The Austrian-born Cartier adapted Goes's novel into script form himself, as well as directing the production. The BBC's Head of Drama, Michael Barry, felt that Cartier's English dialogue was not quite right, and assigned Nigel Kneale – a staff writer who had been working at the BBC since the previous year – to improve it, with Cartier's approval. Officially credited for "additional dialogue", this was Kneale's first major television drama credit.

The drama starred Robert Harris, Howard Lang, Esmond Knight, Leonard White and Donald Pleasence, and was transmitted live from 9–10.40pm on the evening of Sunday 20 July 1952. It was performed live for a second time four days later, from 7.25–9.15pm on Thursday 24 July 1952.

Cartier remade the production, working from the original script, four years later. Transmitted on Sunday 22 April 1956, this version was also still transmitted live. Robert Harris reprised his starring role, with Cyril Shaps also appearing. The Times newspaper reviewed the production the day after its broadcast, and gave it a favourable assessment. "Mr.

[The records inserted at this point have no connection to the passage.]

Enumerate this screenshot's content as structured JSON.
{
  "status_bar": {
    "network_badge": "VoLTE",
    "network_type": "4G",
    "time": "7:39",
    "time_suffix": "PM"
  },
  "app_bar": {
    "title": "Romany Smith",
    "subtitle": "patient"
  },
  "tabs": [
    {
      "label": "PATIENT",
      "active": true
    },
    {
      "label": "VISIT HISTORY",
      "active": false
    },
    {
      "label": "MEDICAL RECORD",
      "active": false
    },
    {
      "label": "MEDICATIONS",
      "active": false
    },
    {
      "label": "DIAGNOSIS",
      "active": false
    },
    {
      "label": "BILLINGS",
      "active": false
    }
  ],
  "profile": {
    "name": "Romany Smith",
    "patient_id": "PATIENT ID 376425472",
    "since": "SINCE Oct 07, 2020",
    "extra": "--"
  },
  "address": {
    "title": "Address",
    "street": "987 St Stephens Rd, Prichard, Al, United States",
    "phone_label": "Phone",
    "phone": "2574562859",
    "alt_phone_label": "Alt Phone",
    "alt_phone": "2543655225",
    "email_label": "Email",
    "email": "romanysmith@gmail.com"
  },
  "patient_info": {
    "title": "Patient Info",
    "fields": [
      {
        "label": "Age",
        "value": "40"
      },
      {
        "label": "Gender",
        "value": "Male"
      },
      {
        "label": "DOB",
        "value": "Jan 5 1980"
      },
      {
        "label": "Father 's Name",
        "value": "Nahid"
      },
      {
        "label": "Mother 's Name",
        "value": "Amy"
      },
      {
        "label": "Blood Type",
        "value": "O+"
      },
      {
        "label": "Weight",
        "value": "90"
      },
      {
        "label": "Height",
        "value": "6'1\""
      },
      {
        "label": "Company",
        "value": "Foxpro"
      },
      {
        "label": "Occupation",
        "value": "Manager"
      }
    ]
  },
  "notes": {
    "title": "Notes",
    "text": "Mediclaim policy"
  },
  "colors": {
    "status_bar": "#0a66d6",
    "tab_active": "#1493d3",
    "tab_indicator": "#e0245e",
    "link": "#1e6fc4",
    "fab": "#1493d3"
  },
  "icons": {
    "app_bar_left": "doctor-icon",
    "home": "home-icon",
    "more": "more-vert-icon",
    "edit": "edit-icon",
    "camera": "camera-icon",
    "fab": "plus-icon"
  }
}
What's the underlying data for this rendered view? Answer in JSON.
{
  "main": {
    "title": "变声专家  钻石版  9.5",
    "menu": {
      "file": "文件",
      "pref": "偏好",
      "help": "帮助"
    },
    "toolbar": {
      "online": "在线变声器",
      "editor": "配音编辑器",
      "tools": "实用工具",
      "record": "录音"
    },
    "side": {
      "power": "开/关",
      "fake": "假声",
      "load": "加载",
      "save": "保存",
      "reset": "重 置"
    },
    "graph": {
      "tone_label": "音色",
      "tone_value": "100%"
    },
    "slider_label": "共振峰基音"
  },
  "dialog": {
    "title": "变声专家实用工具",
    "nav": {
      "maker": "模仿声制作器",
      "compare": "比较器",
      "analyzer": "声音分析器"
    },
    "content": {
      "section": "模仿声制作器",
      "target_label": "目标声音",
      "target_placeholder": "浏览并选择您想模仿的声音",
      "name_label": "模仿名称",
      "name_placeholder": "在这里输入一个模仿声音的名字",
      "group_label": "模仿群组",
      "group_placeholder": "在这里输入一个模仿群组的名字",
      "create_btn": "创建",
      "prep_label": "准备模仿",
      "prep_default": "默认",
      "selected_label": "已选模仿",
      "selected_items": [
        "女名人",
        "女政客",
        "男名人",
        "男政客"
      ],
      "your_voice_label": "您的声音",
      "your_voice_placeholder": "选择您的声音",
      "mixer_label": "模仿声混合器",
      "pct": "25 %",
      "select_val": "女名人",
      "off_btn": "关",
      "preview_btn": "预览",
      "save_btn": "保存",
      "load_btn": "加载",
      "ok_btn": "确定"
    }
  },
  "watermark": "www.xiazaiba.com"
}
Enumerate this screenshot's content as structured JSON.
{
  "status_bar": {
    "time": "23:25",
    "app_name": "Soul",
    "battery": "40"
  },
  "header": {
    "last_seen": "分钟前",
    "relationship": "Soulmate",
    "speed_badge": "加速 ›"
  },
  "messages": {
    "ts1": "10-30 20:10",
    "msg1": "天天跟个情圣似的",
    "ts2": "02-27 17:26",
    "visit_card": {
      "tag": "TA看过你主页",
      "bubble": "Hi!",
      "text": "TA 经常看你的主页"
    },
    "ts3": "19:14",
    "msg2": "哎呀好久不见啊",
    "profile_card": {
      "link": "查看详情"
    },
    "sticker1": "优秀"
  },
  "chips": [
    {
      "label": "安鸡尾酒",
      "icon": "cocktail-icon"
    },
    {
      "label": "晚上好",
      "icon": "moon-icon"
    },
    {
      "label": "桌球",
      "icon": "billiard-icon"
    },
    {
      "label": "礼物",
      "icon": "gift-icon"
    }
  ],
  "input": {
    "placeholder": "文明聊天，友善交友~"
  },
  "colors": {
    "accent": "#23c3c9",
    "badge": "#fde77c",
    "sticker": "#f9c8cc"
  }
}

Rudolph Cartier's production, though soliciting the emotions blatantly with Wagner, caught numerous atmospheres by dramatic cutting and economic precision of detail (a terrified filing clerk in the background upsetting a loaded shelf)."

Routine telerecording was rare in 1952, and neither of the two transmissions would have benefited from the practice, which then gave poor visual results; this is partly the reason for the 'live repeat'. No recording of the 1956 production is known to survive either.